If you now have a wood burning fireplace in your home, you can turn it into a ventilated gas unit by installing gas logs, which can cost around $ 200-1000. You can mount this fireplace to any outside wall and it will face straight to the back. Prepare the installation site by making a recess in the wall for installing the chimney. Attach a short piece of chimney to the outlet at the back of the fireplace.

You can choose the mantel according to the type and size of the fireplace insert. Fireplace mantels such as wood shelves can be placed above the fireplace to add extra charm. But for freestanding stoves and fireplaces, you can complement the look with a hearth that can be placed against the wall where the gas or electrical connections are located.

In two-story homes, the choices for fireplace placement may be more limited, but you can often find the 12-14-inch fireplace space required by enclosing a corner of a room or an extra closet. A typical wood burning fireplace sits on a 12 “thick concrete foundation over a five foot area that includes a walled fireplace with chimney and smoke chamber, and may also include a vent valve. To properly install these fireplaces, you need a working fireplace and a suitable area in your home to house the unit.

Please study the fireplace without ventilation, as in some cities they are not allowed or may have a specific code for installing it. They have gorgeous no vents that you can customize, and their prices range from $ 3,000 to $ 10,000, which can actually be cheaper than the cost of installing a gas line for a new fireplace. If you’re starting from scratch like us, this may be a more complex / more expensive option than fanless and electric, but you will end up with a * real * fireplace.
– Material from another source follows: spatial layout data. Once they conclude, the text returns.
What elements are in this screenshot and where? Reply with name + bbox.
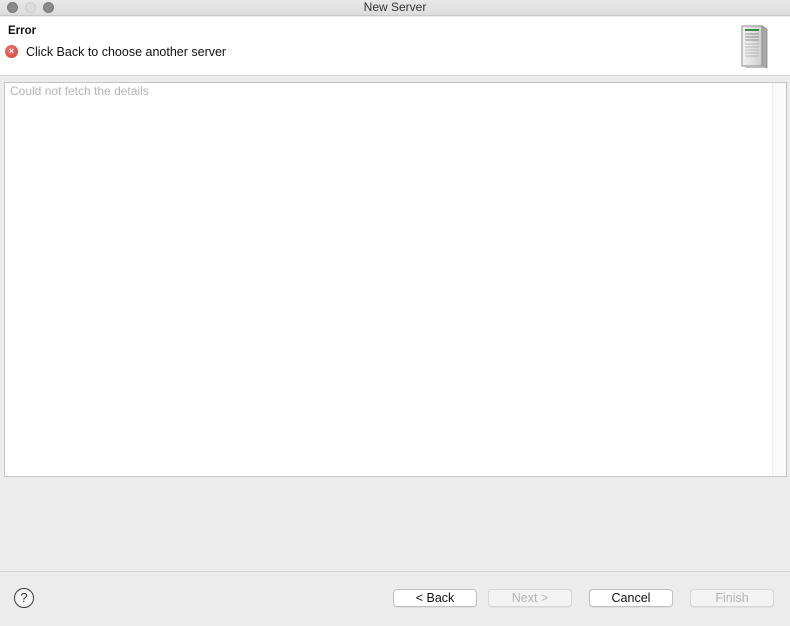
details-placeholder: Could not fetch the details	[10, 84, 149, 98]
help-button[interactable]: ?	[14, 588, 34, 608]
server-icon	[741, 25, 768, 69]
header-title: Error	[8, 25, 37, 37]
details-text-area[interactable]: Could not fetch the details	[4, 82, 787, 477]
next-button[interactable]: Next >	[488, 589, 572, 607]
window-title: New Server	[363, 0, 427, 14]
title-bar: New Server	[0, 0, 790, 16]
vertical-scrollbar[interactable]	[772, 83, 786, 476]
back-button[interactable]: < Back	[393, 589, 477, 607]
error-icon: ×	[5, 45, 18, 58]
cancel-button[interactable]: Cancel	[589, 589, 673, 607]
error-message: Click Back to choose another server	[26, 45, 227, 59]
wizard-header: Error × Click Back to choose another ser…	[0, 17, 790, 76]
footer-divider	[0, 571, 790, 572]
finish-button[interactable]: Finish	[690, 589, 774, 607]
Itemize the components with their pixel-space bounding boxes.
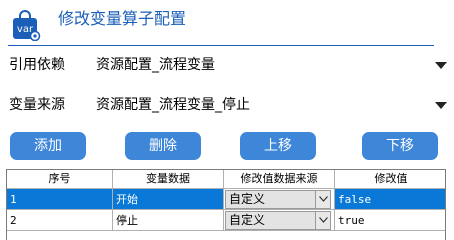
- dialog-title: 修改变量算子配置: [58, 9, 187, 28]
- source-select[interactable]: 资源配置_流程变量_停止: [96, 95, 250, 115]
- add-button[interactable]: 添加: [10, 132, 86, 160]
- table-header: 序号 变量数据 修改值数据来源 修改值: [7, 170, 445, 189]
- row-variable: 停止: [113, 210, 224, 231]
- chevron-down-icon[interactable]: [315, 212, 330, 229]
- row-source-cell: 自定义: [224, 189, 335, 210]
- source-combo-value: 自定义: [229, 213, 266, 227]
- row-value[interactable]: false: [335, 189, 445, 210]
- table-row[interactable]: 1 开始 自定义 false: [7, 189, 445, 210]
- dependency-label: 引用依赖: [9, 57, 65, 73]
- row-value[interactable]: true: [335, 210, 445, 231]
- chevron-down-icon[interactable]: [315, 191, 330, 208]
- row-source-cell: 自定义: [224, 210, 335, 231]
- title-bar: var 修改变量算子配置: [0, 0, 454, 46]
- source-dropdown-icon[interactable]: [435, 102, 447, 109]
- source-row: 变量来源 资源配置_流程变量_停止: [0, 92, 454, 118]
- title-divider: [8, 45, 434, 46]
- header-value[interactable]: 修改值: [335, 170, 445, 188]
- header-variable[interactable]: 变量数据: [113, 170, 224, 188]
- header-index[interactable]: 序号: [7, 170, 113, 188]
- dependency-dropdown-icon[interactable]: [435, 62, 447, 69]
- shopping-bag-var-icon: var: [13, 10, 41, 41]
- source-combo-value: 自定义: [229, 192, 266, 206]
- header-source[interactable]: 修改值数据来源: [224, 170, 335, 188]
- dependency-row: 引用依赖 资源配置_流程变量: [0, 52, 454, 78]
- move-up-button[interactable]: 上移: [240, 132, 316, 160]
- source-combo[interactable]: 自定义: [225, 211, 331, 230]
- row-index: 2: [7, 210, 113, 231]
- delete-button[interactable]: 删除: [125, 132, 201, 160]
- table-row[interactable]: 2 停止 自定义 true: [7, 210, 445, 231]
- row-index: 1: [7, 189, 113, 210]
- move-down-button[interactable]: 下移: [362, 132, 438, 160]
- row-variable: 开始: [113, 189, 224, 210]
- source-label: 变量来源: [9, 97, 65, 113]
- source-combo[interactable]: 自定义: [225, 190, 331, 209]
- variable-table: 序号 变量数据 修改值数据来源 修改值 1 开始 自定义 false 2 停止 …: [6, 169, 446, 240]
- dependency-select[interactable]: 资源配置_流程变量: [96, 55, 215, 75]
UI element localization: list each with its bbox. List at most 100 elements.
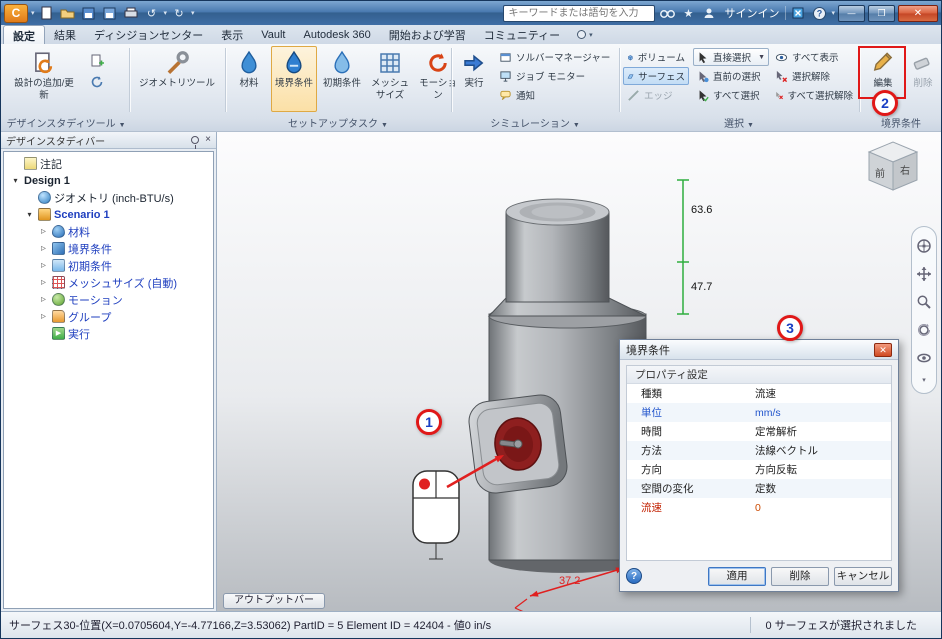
select-volume-button[interactable]: ボリューム — [623, 48, 689, 66]
user-icon[interactable] — [700, 5, 718, 21]
delete-boundary-button[interactable]: 削除 — [905, 46, 941, 112]
select-edge-button[interactable]: エッジ — [623, 86, 689, 104]
exchange-apps-icon[interactable] — [789, 5, 807, 21]
front-boss[interactable] — [467, 393, 570, 496]
tree-item-geometry[interactable]: ジオメトリ (inch-BTU/s) — [4, 189, 213, 206]
materials-button[interactable]: 材料 — [229, 46, 269, 112]
group-simulation[interactable]: シミュレーション ▼ — [451, 118, 619, 132]
undo-icon[interactable]: ↺ — [143, 5, 161, 21]
undo-caret-icon[interactable]: ▾ — [164, 9, 168, 17]
collapse-arrow-icon[interactable] — [38, 311, 49, 322]
new-file-icon[interactable] — [38, 5, 56, 22]
help-caret-icon[interactable]: ▾ — [831, 9, 835, 17]
maximize-button[interactable] — [868, 4, 895, 22]
boundary-conditions-button[interactable]: 境界条件 — [271, 46, 317, 112]
app-logo-icon[interactable]: C — [4, 3, 28, 23]
collapse-arrow-icon[interactable] — [38, 294, 49, 305]
property-row-units[interactable]: 単位 mm/s — [627, 403, 891, 422]
collapse-arrow-icon[interactable] — [38, 226, 49, 237]
tree-item-groups[interactable]: グループ — [4, 308, 213, 325]
tree-item-boundary-conditions[interactable]: 境界条件 — [4, 240, 213, 257]
tree-item-materials[interactable]: 材料 — [4, 223, 213, 240]
property-row-method[interactable]: 方法 法線ベクトル — [627, 441, 891, 460]
binoculars-search-icon[interactable] — [658, 5, 676, 21]
look-around-icon[interactable] — [914, 348, 934, 368]
dialog-delete-button[interactable]: 削除 — [771, 566, 829, 586]
collapse-arrow-icon[interactable] — [38, 260, 49, 271]
steering-wheel-icon[interactable] — [914, 236, 934, 256]
navbar-caret-icon[interactable]: ▾ — [922, 376, 926, 384]
group-design-study-tools[interactable]: デザインスタディツール ▼ — [1, 118, 131, 132]
tree-item-notes[interactable]: 注記 — [4, 155, 213, 172]
tab-autodesk-360[interactable]: Autodesk 360 — [295, 25, 380, 44]
tab-get-started[interactable]: 開始および学習 — [380, 25, 475, 44]
job-monitor-button[interactable]: ジョブ モニター — [495, 67, 617, 85]
mesh-size-button[interactable]: メッシュサイズ — [367, 46, 413, 112]
output-bar-button[interactable]: アウトプットバー — [223, 593, 325, 609]
tab-decision-center[interactable]: ディシジョンセンター — [85, 25, 212, 44]
dialog-close-icon[interactable]: ✕ — [874, 342, 892, 357]
tab-results[interactable]: 結果 — [45, 25, 85, 44]
property-row-type[interactable]: 種類 流速 — [627, 384, 891, 403]
dialog-help-icon[interactable]: ? — [626, 568, 642, 584]
apply-button[interactable]: 適用 — [708, 566, 766, 586]
add-update-design-button[interactable]: 設計の追加/更新 — [4, 46, 84, 112]
property-row-velocity[interactable]: 流速 0 — [627, 498, 891, 517]
orbit-icon[interactable] — [914, 320, 934, 340]
zoom-icon[interactable] — [914, 292, 934, 312]
expand-arrow-icon[interactable] — [24, 210, 35, 219]
solve-button[interactable]: 実行 — [455, 46, 493, 112]
redo-caret-icon[interactable]: ▾ — [191, 9, 195, 17]
property-row-time[interactable]: 時間 定常解析 — [627, 422, 891, 441]
open-file-icon[interactable] — [59, 5, 77, 22]
viewcube-right-label[interactable]: 右 — [900, 164, 910, 177]
ribbon-options[interactable]: ▾ — [577, 25, 593, 44]
group-setup-tasks[interactable]: セットアップタスク ▼ — [225, 118, 451, 132]
save-as-icon[interactable] — [101, 5, 119, 22]
group-selection[interactable]: 選択 ▼ — [619, 118, 859, 132]
dialog-title-bar[interactable]: 境界条件 ✕ — [620, 340, 898, 360]
help-icon[interactable]: ? — [810, 5, 828, 21]
minimize-button[interactable] — [838, 4, 865, 22]
tree-item-mesh-size[interactable]: メッシュサイズ (自動) — [4, 274, 213, 291]
tree-item-motion[interactable]: モーション — [4, 291, 213, 308]
ribbon-collapse-caret-icon[interactable]: ▾ — [589, 31, 593, 39]
add-design-small-button[interactable] — [87, 51, 106, 70]
collapse-arrow-icon[interactable] — [38, 243, 49, 254]
pin-icon[interactable] — [191, 136, 200, 149]
view-cube[interactable]: 前 右 — [859, 134, 927, 200]
tree-item-design[interactable]: Design 1 — [4, 172, 213, 189]
expand-arrow-icon[interactable] — [10, 176, 21, 185]
direct-select-caret-icon[interactable]: ▼ — [758, 54, 765, 61]
print-icon[interactable] — [122, 5, 140, 22]
initial-conditions-button[interactable]: 初期条件 — [319, 46, 365, 112]
cancel-button[interactable]: キャンセル — [834, 566, 892, 586]
tab-vault[interactable]: Vault — [252, 25, 294, 44]
notification-button[interactable]: 通知 — [495, 86, 617, 104]
close-button[interactable] — [898, 4, 938, 22]
update-design-small-button[interactable] — [87, 72, 106, 91]
select-all-button[interactable]: すべて選択 — [693, 86, 769, 104]
property-row-spatial[interactable]: 空間の変化 定数 — [627, 479, 891, 498]
select-surface-button[interactable]: サーフェス — [623, 67, 689, 85]
app-menu-caret-icon[interactable]: ▾ — [31, 9, 35, 17]
tree-item-solve[interactable]: 実行 — [4, 325, 213, 342]
tree-item-initial-conditions[interactable]: 初期条件 — [4, 257, 213, 274]
previous-selection-button[interactable]: 直前の選択 — [693, 67, 769, 85]
property-row-direction[interactable]: 方向 方向反転 — [627, 460, 891, 479]
direct-select-combo[interactable]: 直接選択 ▼ — [693, 48, 769, 66]
star-favorites-icon[interactable]: ★ — [679, 5, 697, 21]
tab-settings[interactable]: 設定 — [3, 25, 45, 44]
tab-view[interactable]: 表示 — [212, 25, 252, 44]
solver-manager-button[interactable]: ソルバーマネージャー — [495, 48, 617, 66]
deselect-all-button[interactable]: すべて選択解除 — [771, 86, 857, 104]
show-all-button[interactable]: すべて表示 — [771, 48, 857, 66]
geometry-tools-button[interactable]: ジオメトリツール — [133, 46, 221, 112]
tree-item-scenario[interactable]: Scenario 1 — [4, 206, 213, 223]
tab-community[interactable]: コミュニティー — [475, 25, 569, 44]
search-input[interactable] — [503, 4, 656, 22]
viewcube-front-label[interactable]: 前 — [875, 167, 885, 180]
redo-icon[interactable]: ↻ — [170, 5, 188, 21]
deselect-button[interactable]: 選択解除 — [771, 67, 857, 85]
save-icon[interactable] — [80, 5, 98, 22]
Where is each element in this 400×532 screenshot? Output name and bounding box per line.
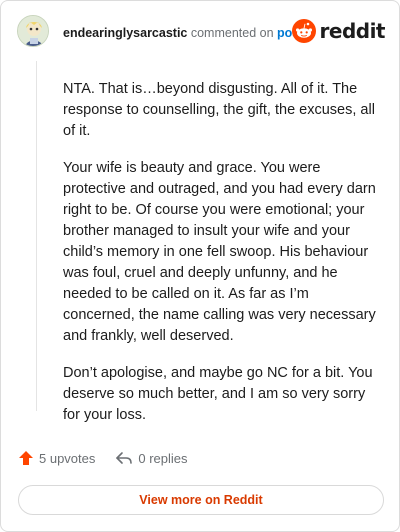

The average cost to install an electric fireplace is usually between $ 150 and $ 300, but it can be significantly higher if the electrical outlet or junction box is located further from the fireplace. Labor alone to install a ventilated gas fireplace ranges from $ 2,500 to $ 2,800, while work for a non-ventilated fireplace will cost about $ 1,200 less.

Given the popularity of fireplaces among home buyers, you can’t go wrong with professional installations. Find a fireplace installer near you. Fireplace type The best fireplace for you depends on many factors, including your home type, energy needs, and design preferences.